Pourquoi le même gouvernement, qui protège ainsi l’industrie sucrière locale, déroule-t-il le tapis rouge aux opérateurs économiques étrangers désireux d’investir dans la filière tabac, au détriment, parfois, des investisseurs locaux ? De ce point de vue, l’on peut faire remarquer que la Sitabac, une entreprise camerounaise, qui vient de relancer ses activités après plusieurs années de passage à vide, a déjà investi, de façon cumulée entre 1984 et 2006, près de 26 milliards Fcfa, selon ses responsables, et créé quelque 500 emplois. Mais Sitabac, au même titre que BAT, qui est malheureusement en train de quitter le segment de la production (du fait de la pression fiscale, mais aussi pour des raisons stratégiques), ont-elles bénéficié des mêmes largesses gouvernementales que la Mc Croft Tobacco Cameroon? Pourtant, elles sont les concurrentes de Mc Croft Tobacco Cameroon sur le marché de la cigarette au Cameroun, mais aussi dans toute la zone Cemac.

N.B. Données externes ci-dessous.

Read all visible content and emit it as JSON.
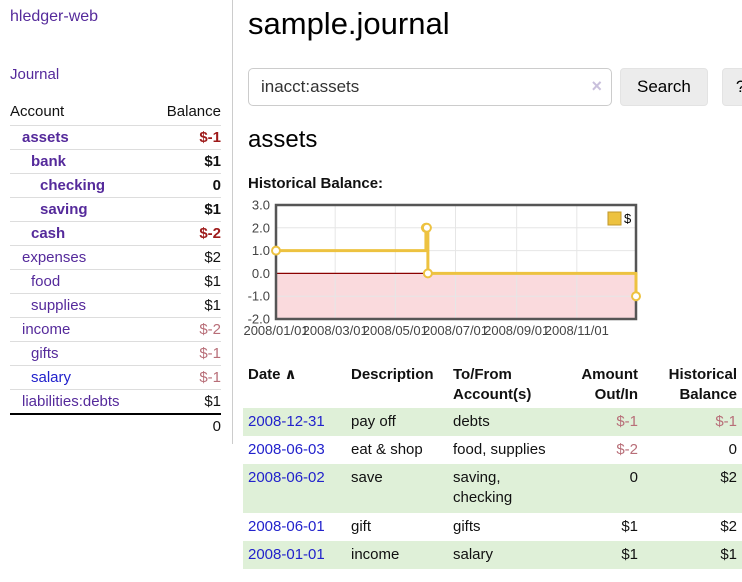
{
  "app": {
    "brand": "hledger-web",
    "nav_journal": "Journal",
    "title": "sample.journal"
  },
  "search": {
    "value": "inacct:assets",
    "clear_icon": "×",
    "button_label": "Search",
    "help_label": "?"
  },
  "sidebar_table": {
    "headers": {
      "account": "Account",
      "balance": "Balance"
    },
    "rows": [
      {
        "account": "assets",
        "balance": "$-1",
        "indent": 1,
        "bold": true,
        "link_color": "purple",
        "negative": true
      },
      {
        "account": "bank",
        "balance": "$1",
        "indent": 2,
        "bold": true,
        "link_color": "purple",
        "negative": false
      },
      {
        "account": "checking",
        "balance": "0",
        "indent": 3,
        "bold": true,
        "link_color": "purple",
        "negative": false
      },
      {
        "account": "saving",
        "balance": "$1",
        "indent": 3,
        "bold": true,
        "link_color": "purple",
        "negative": false
      },
      {
        "account": "cash",
        "balance": "$-2",
        "indent": 2,
        "bold": true,
        "link_color": "purple",
        "negative": true
      },
      {
        "account": "expenses",
        "balance": "$2",
        "indent": 1,
        "bold": false,
        "link_color": "purple",
        "negative": false
      },
      {
        "account": "food",
        "balance": "$1",
        "indent": 2,
        "bold": false,
        "link_color": "purple",
        "negative": false
      },
      {
        "account": "supplies",
        "balance": "$1",
        "indent": 2,
        "bold": false,
        "link_color": "purple",
        "negative": false
      },
      {
        "account": "income",
        "balance": "$-2",
        "indent": 1,
        "bold": false,
        "link_color": "purple",
        "negative": true
      },
      {
        "account": "gifts",
        "balance": "$-1",
        "indent": 2,
        "bold": false,
        "link_color": "purple",
        "negative": true
      },
      {
        "account": "salary",
        "balance": "$-1",
        "indent": 2,
        "bold": false,
        "link_color": "blue",
        "negative": true
      },
      {
        "account": "liabilities:debts",
        "balance": "$1",
        "indent": 1,
        "bold": false,
        "link_color": "purple",
        "negative": false
      }
    ],
    "total": "0"
  },
  "main": {
    "account_heading": "assets",
    "chart_label": "Historical Balance:"
  },
  "chart_data": {
    "type": "line",
    "step": true,
    "title": "Historical Balance",
    "series": [
      {
        "name": "$",
        "color": "#edc240",
        "points": [
          [
            "2008-01-01",
            1
          ],
          [
            "2008-06-01",
            2
          ],
          [
            "2008-06-02",
            2
          ],
          [
            "2008-06-03",
            0
          ],
          [
            "2008-12-31",
            -1
          ]
        ]
      }
    ],
    "x_ticks": [
      "2008/01/01",
      "2008/03/01",
      "2008/05/01",
      "2008/07/01",
      "2008/09/01",
      "2008/11/01"
    ],
    "y_ticks": [
      "3.0",
      "2.0",
      "1.0",
      "0.0",
      "-1.0",
      "-2.0"
    ],
    "ylim": [
      -2,
      3
    ],
    "x_range_days": 365,
    "grid": true,
    "legend": {
      "label": "$",
      "position": "top-right"
    },
    "negative_region_color": "#fadadd",
    "zero_line_color": "#8b0000",
    "grid_color": "#e6e6e6",
    "border_color": "#555555",
    "tick_label_color": "#444444"
  },
  "register": {
    "headers": {
      "date": "Date",
      "sort_icon": "∧",
      "description": "Description",
      "tofrom": "To/From Account(s)",
      "amount": "Amount Out/In",
      "historical": "Historical Balance"
    },
    "rows": [
      {
        "date": "2008-12-31",
        "description": "pay off",
        "accounts": "debts",
        "amount": "$-1",
        "amount_negative": true,
        "balance": "$-1",
        "balance_negative": true
      },
      {
        "date": "2008-06-03",
        "description": "eat & shop",
        "accounts": "food, supplies",
        "amount": "$-2",
        "amount_negative": true,
        "balance": "0",
        "balance_negative": false
      },
      {
        "date": "2008-06-02",
        "description": "save",
        "accounts": "saving, checking",
        "amount": "0",
        "amount_negative": false,
        "balance": "$2",
        "balance_negative": false
      },
      {
        "date": "2008-06-01",
        "description": "gift",
        "accounts": "gifts",
        "amount": "$1",
        "amount_negative": false,
        "balance": "$2",
        "balance_negative": false
      },
      {
        "date": "2008-01-01",
        "description": "income",
        "accounts": "salary",
        "amount": "$1",
        "amount_negative": false,
        "balance": "$1",
        "balance_negative": false
      }
    ]
  },
  "colors": {
    "link_purple": "#552a9b",
    "link_blue": "#2222cc",
    "negative_dark": "#9e1a1a",
    "negative_muted": "#b86e78",
    "row_highlight_green": "#dff0d8"
  }
}
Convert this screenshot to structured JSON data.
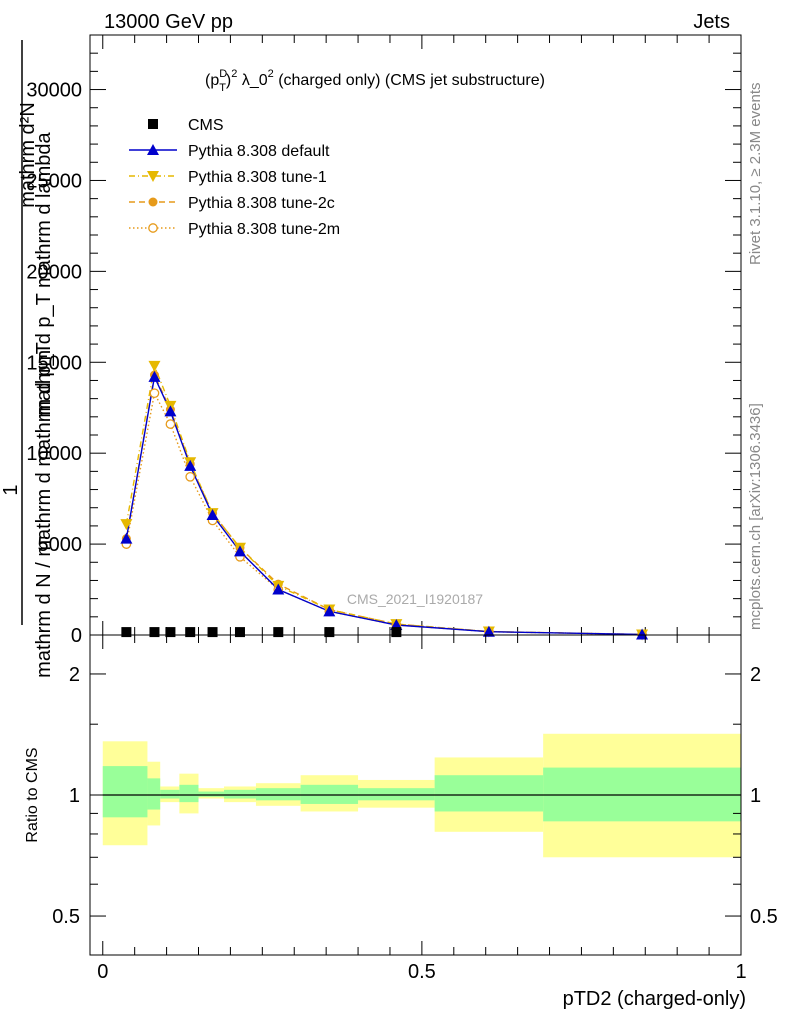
{
  "header": {
    "left": "13000 GeV pp",
    "right": "Jets"
  },
  "side_text": {
    "rivet": "Rivet 3.1.10, ≥ 2.3M events",
    "mcplots": "mcplots.cern.ch [arXiv:1306.3436]"
  },
  "plot_title": {
    "p": "(p",
    "sup_d": "D",
    "sub_t": "T",
    "rest1": ")",
    "sup_2a": "2",
    "lambda": " λ_0",
    "sup_2b": "2",
    "rest2": " (charged only) (CMS jet substructure)"
  },
  "y_axis_label": {
    "numerator": "mathrm d²N",
    "denominator": "mathrm d p_T mathrm d lambda",
    "one": "1",
    "prefactor": "mathrm d N / mathrm d mathrm d p_T"
  },
  "watermark": "CMS_2021_I1920187",
  "x_axis_label": "pTD2 (charged-only)",
  "ratio_y_label": "Ratio to CMS",
  "colors": {
    "cms": "#000000",
    "default": "#0000cc",
    "tune1": "#e6b800",
    "tune2c": "#e69a1a",
    "tune2m": "#e69a1a",
    "band_inner": "#99ff99",
    "band_outer": "#ffff99"
  },
  "chart_data": {
    "type": "line",
    "main_panel": {
      "xlim": [
        -0.02,
        1.0
      ],
      "ylim": [
        0,
        33000
      ],
      "y_ticks": [
        0,
        5000,
        10000,
        15000,
        20000,
        25000,
        30000
      ],
      "y_tick_labels": [
        "0",
        "5000",
        "10000",
        "15000",
        "20000",
        "25000",
        "30000"
      ],
      "legend_position": "top-left",
      "legend": [
        "CMS",
        "Pythia 8.308 default",
        "Pythia 8.308 tune-1",
        "Pythia 8.308 tune-2c",
        "Pythia 8.308 tune-2m"
      ],
      "series": [
        {
          "name": "CMS",
          "marker": "square",
          "x": [
            0.037,
            0.081,
            0.106,
            0.137,
            0.172,
            0.215,
            0.275,
            0.355,
            0.46
          ],
          "y": [
            50,
            50,
            50,
            50,
            50,
            50,
            50,
            50,
            50
          ]
        },
        {
          "name": "Pythia 8.308 default",
          "marker": "triangle-up",
          "line": "solid",
          "x": [
            0.037,
            0.081,
            0.106,
            0.137,
            0.172,
            0.215,
            0.275,
            0.355,
            0.46,
            0.605,
            0.845
          ],
          "y": [
            5300,
            14200,
            12300,
            9300,
            6600,
            4600,
            2500,
            1300,
            550,
            180,
            30
          ]
        },
        {
          "name": "Pythia 8.308 tune-1",
          "marker": "triangle-down",
          "line": "dashdot",
          "x": [
            0.037,
            0.081,
            0.106,
            0.137,
            0.172,
            0.215,
            0.275,
            0.355,
            0.46,
            0.605,
            0.845
          ],
          "y": [
            6100,
            14800,
            12600,
            9500,
            6700,
            4800,
            2700,
            1400,
            600,
            190,
            30
          ]
        },
        {
          "name": "Pythia 8.308 tune-2c",
          "marker": "circle-filled",
          "line": "dashed",
          "x": [
            0.037,
            0.081,
            0.106,
            0.137,
            0.172,
            0.215,
            0.275,
            0.355,
            0.46,
            0.605,
            0.845
          ],
          "y": [
            5300,
            14300,
            12400,
            9400,
            6700,
            4800,
            2800,
            1400,
            600,
            190,
            30
          ]
        },
        {
          "name": "Pythia 8.308 tune-2m",
          "marker": "circle-open",
          "line": "dotted",
          "x": [
            0.037,
            0.081,
            0.106,
            0.137,
            0.172,
            0.215,
            0.275,
            0.355,
            0.46,
            0.605,
            0.845
          ],
          "y": [
            5000,
            13300,
            11600,
            8700,
            6300,
            4300,
            2500,
            1300,
            550,
            180,
            30
          ]
        }
      ]
    },
    "ratio_panel": {
      "ylabel": "Ratio to CMS",
      "log_scale": true,
      "ylim": [
        0.4,
        2.5
      ],
      "y_ticks": [
        0.5,
        1,
        2
      ],
      "y_tick_labels": [
        "0.5",
        "1",
        "2"
      ],
      "x_ticks": [
        0,
        0.5,
        1
      ],
      "x_tick_labels": [
        "0",
        "0.5",
        "1"
      ],
      "bins": [
        {
          "lo": 0.0,
          "hi": 0.07,
          "inner": [
            0.88,
            1.18
          ],
          "outer": [
            0.75,
            1.36
          ]
        },
        {
          "lo": 0.07,
          "hi": 0.09,
          "inner": [
            0.92,
            1.1
          ],
          "outer": [
            0.84,
            1.21
          ]
        },
        {
          "lo": 0.09,
          "hi": 0.12,
          "inner": [
            0.98,
            1.03
          ],
          "outer": [
            0.96,
            1.05
          ]
        },
        {
          "lo": 0.12,
          "hi": 0.15,
          "inner": [
            0.96,
            1.06
          ],
          "outer": [
            0.9,
            1.13
          ]
        },
        {
          "lo": 0.15,
          "hi": 0.19,
          "inner": [
            0.99,
            1.02
          ],
          "outer": [
            0.98,
            1.04
          ]
        },
        {
          "lo": 0.19,
          "hi": 0.24,
          "inner": [
            0.98,
            1.03
          ],
          "outer": [
            0.96,
            1.05
          ]
        },
        {
          "lo": 0.24,
          "hi": 0.31,
          "inner": [
            0.97,
            1.04
          ],
          "outer": [
            0.94,
            1.07
          ]
        },
        {
          "lo": 0.31,
          "hi": 0.4,
          "inner": [
            0.95,
            1.06
          ],
          "outer": [
            0.91,
            1.12
          ]
        },
        {
          "lo": 0.4,
          "hi": 0.52,
          "inner": [
            0.97,
            1.04
          ],
          "outer": [
            0.93,
            1.09
          ]
        },
        {
          "lo": 0.52,
          "hi": 0.69,
          "inner": [
            0.91,
            1.12
          ],
          "outer": [
            0.81,
            1.24
          ]
        },
        {
          "lo": 0.69,
          "hi": 1.0,
          "inner": [
            0.86,
            1.17
          ],
          "outer": [
            0.7,
            1.42
          ]
        }
      ]
    }
  }
}
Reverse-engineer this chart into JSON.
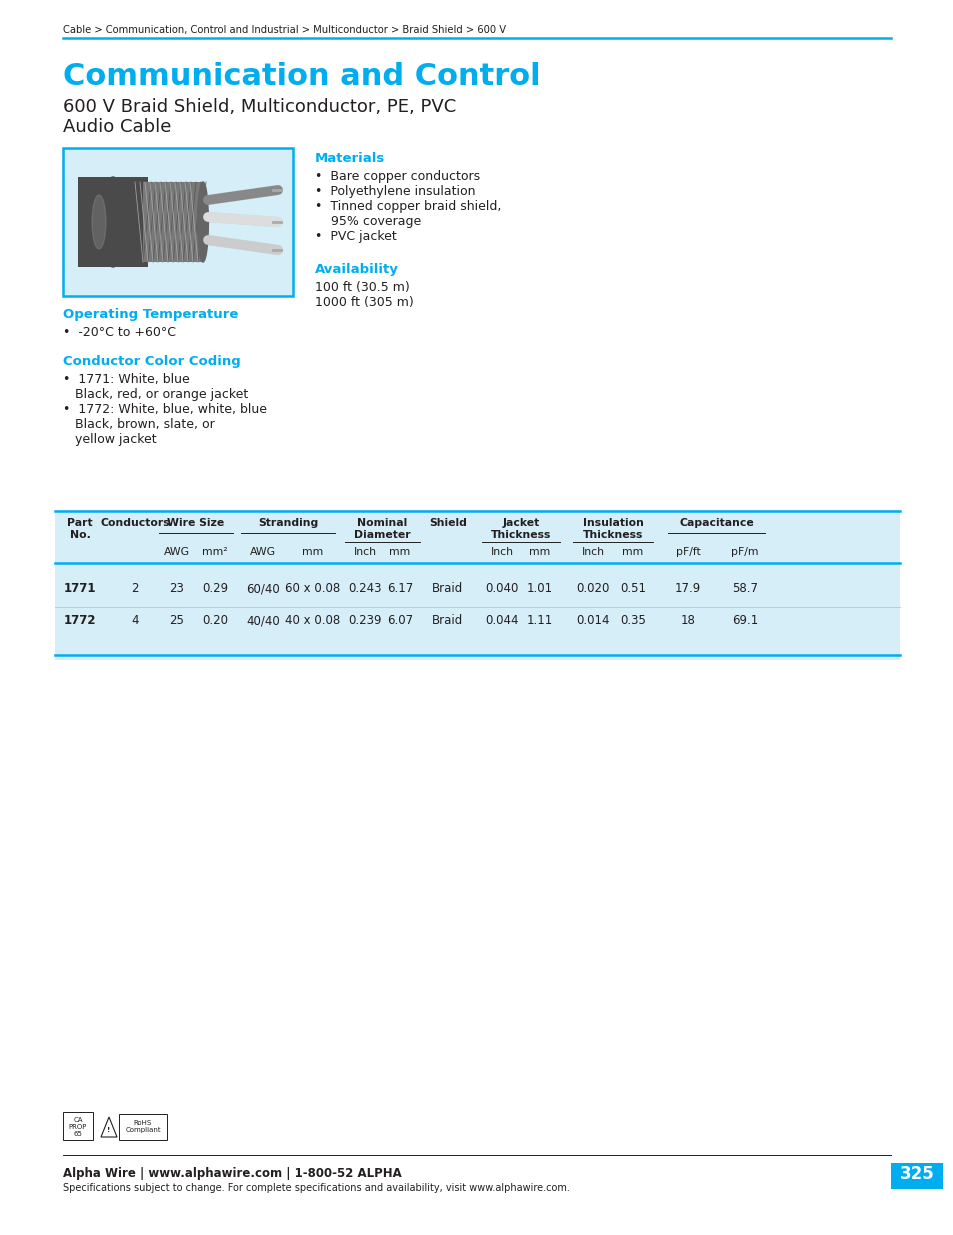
{
  "breadcrumb": "Cable > Communication, Control and Industrial > Multiconductor > Braid Shield > 600 V",
  "main_title": "Communication and Control",
  "subtitle1": "600 V Braid Shield, Multiconductor, PE, PVC",
  "subtitle2": "Audio Cable",
  "cyan_color": "#00AEEF",
  "dark_color": "#231f20",
  "light_blue_bg": "#d6eef8",
  "section_materials": "Materials",
  "materials": [
    "Bare copper conductors",
    "Polyethylene insulation",
    "Tinned copper braid shield,",
    "  95% coverage",
    "PVC jacket"
  ],
  "section_availability": "Availability",
  "availability": [
    "100 ft (30.5 m)",
    "1000 ft (305 m)"
  ],
  "section_op_temp": "Operating Temperature",
  "op_temp": "-20°C to +60°C",
  "section_color_coding": "Conductor Color Coding",
  "color_coding_lines": [
    "•  1771: White, blue",
    "   Black, red, or orange jacket",
    "•  1772: White, blue, white, blue",
    "   Black, brown, slate, or",
    "   yellow jacket"
  ],
  "table_data": [
    [
      "1771",
      "2",
      "23",
      "0.29",
      "60/40",
      "60 x 0.08",
      "0.243",
      "6.17",
      "Braid",
      "0.040",
      "1.01",
      "0.020",
      "0.51",
      "17.9",
      "58.7"
    ],
    [
      "1772",
      "4",
      "25",
      "0.20",
      "40/40",
      "40 x 0.08",
      "0.239",
      "6.07",
      "Braid",
      "0.044",
      "1.11",
      "0.014",
      "0.35",
      "18",
      "69.1"
    ]
  ],
  "footer_company": "Alpha Wire | www.alphawire.com | 1-800-52 ALPHA",
  "footer_note": "Specifications subject to change. For complete specifications and availability, visit www.alphawire.com.",
  "page_num": "325"
}
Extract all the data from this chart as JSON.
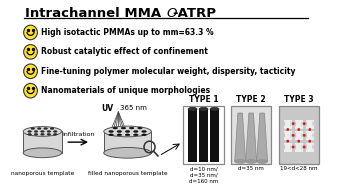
{
  "title_part1": "Intrachannel MMA ",
  "title_italic": "O",
  "title_part2": "-ATRP",
  "bullet_texts": [
    "High isotactic PMMAs up to mm=63.3 %",
    "Robust catalytic effect of confinement",
    "Fine-tuning polymer molecular weight, dispersity, tacticity",
    "Nanomaterials of unique morphologies"
  ],
  "smiley_color": "#FFE033",
  "smiley_edge": "#333333",
  "bottom_label_left": "nanoporous template",
  "bottom_label_right": "filled nanoporous template",
  "arrow_label": "infiltration",
  "uv_label": "UV",
  "nm_label": "365 nm",
  "type_labels": [
    "TYPE 1",
    "TYPE 2",
    "TYPE 3"
  ],
  "type1_sub": "d=10 nm/\nd=35 nm/\nd=160 nm",
  "type2_sub": "d=35 nm",
  "type3_sub": "19<d<28 nm"
}
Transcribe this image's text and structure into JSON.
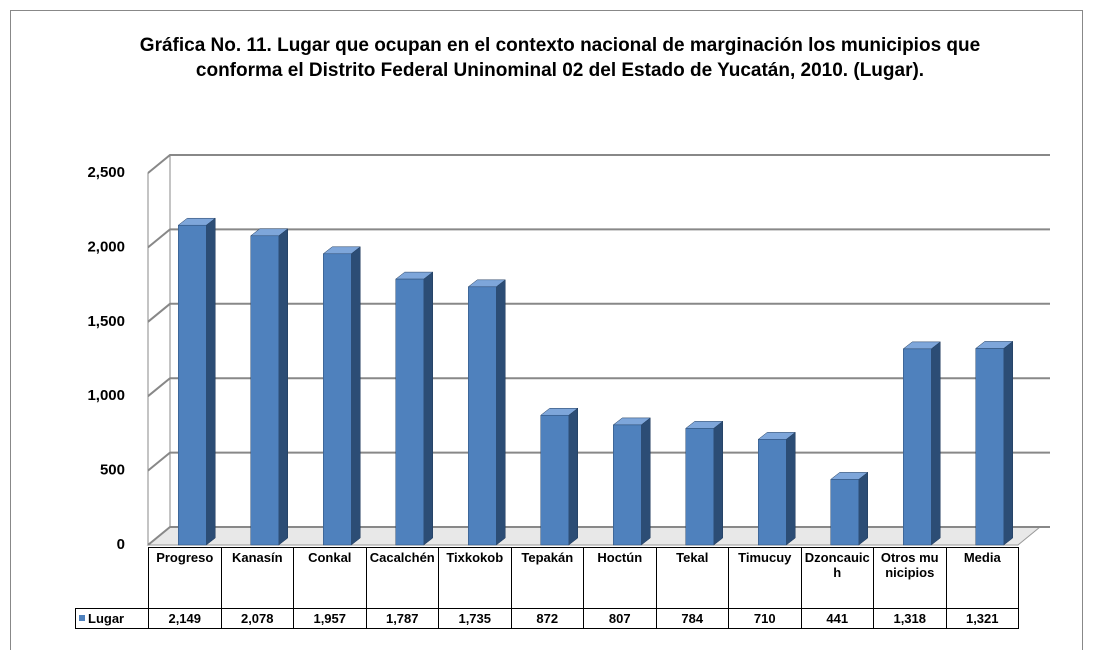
{
  "chart_data": {
    "type": "bar3d",
    "title": "Gráfica No. 11. Lugar que ocupan en el contexto nacional de marginación los municipios que conforma el  Distrito Federal Uninominal 02 del Estado de Yucatán, 2010. (Lugar).",
    "categories": [
      "Progreso",
      "Kanasín",
      "Conkal",
      "Cacalchén",
      "Tixkokob",
      "Tepakán",
      "Hoctún",
      "Tekal",
      "Timucuy",
      "Dzoncauich",
      "Otros municipios",
      "Media"
    ],
    "series": [
      {
        "name": "Lugar",
        "color": "#4f81bd",
        "values": [
          2149,
          2078,
          1957,
          1787,
          1735,
          872,
          807,
          784,
          710,
          441,
          1318,
          1321
        ],
        "value_labels": [
          "2,149",
          "2,078",
          "1,957",
          "1,787",
          "1,735",
          "872",
          "807",
          "784",
          "710",
          "441",
          "1,318",
          "1,321"
        ]
      }
    ],
    "ylim": [
      0,
      2500
    ],
    "yticks": [
      0,
      500,
      {
        "value": 1000,
        "label": "1,000"
      },
      {
        "value": 1500,
        "label": "1,500"
      },
      {
        "value": 2000,
        "label": "2,000"
      },
      {
        "value": 2500,
        "label": "2,500"
      }
    ],
    "grid": true
  }
}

Par ailleurs, si l’ancien code des investissements, celui de 1990, est encore en vigueur en attendant les textes d’application de celui de 2004, pourquoi n’est-il pas aussi appliqué aux opérateurs économiques camerounais, comme c’est apparemment le cas avec la Mc Croft Tobacco Cameroon? Ces exonérations, vraisemblablement à la tête du client, ne sont-elles pas propres à instaurer une concurrence déloyale entre opérateurs du même secteur? Telles sont les questions que l’on est fondé de se poser, et que Mutations, malgré de nombreuses tentatives, n’a pas pu répercuter aux responsables de la cellule de gestion du Code des investissements, porte 222 du ministère de l’Industrie. "Nous sommes à Bertoua pour le renouvellement [des organes de base du Rdpc]", a répondu l’un de ces responsables joint au téléphone lundi, 16 avril dernier.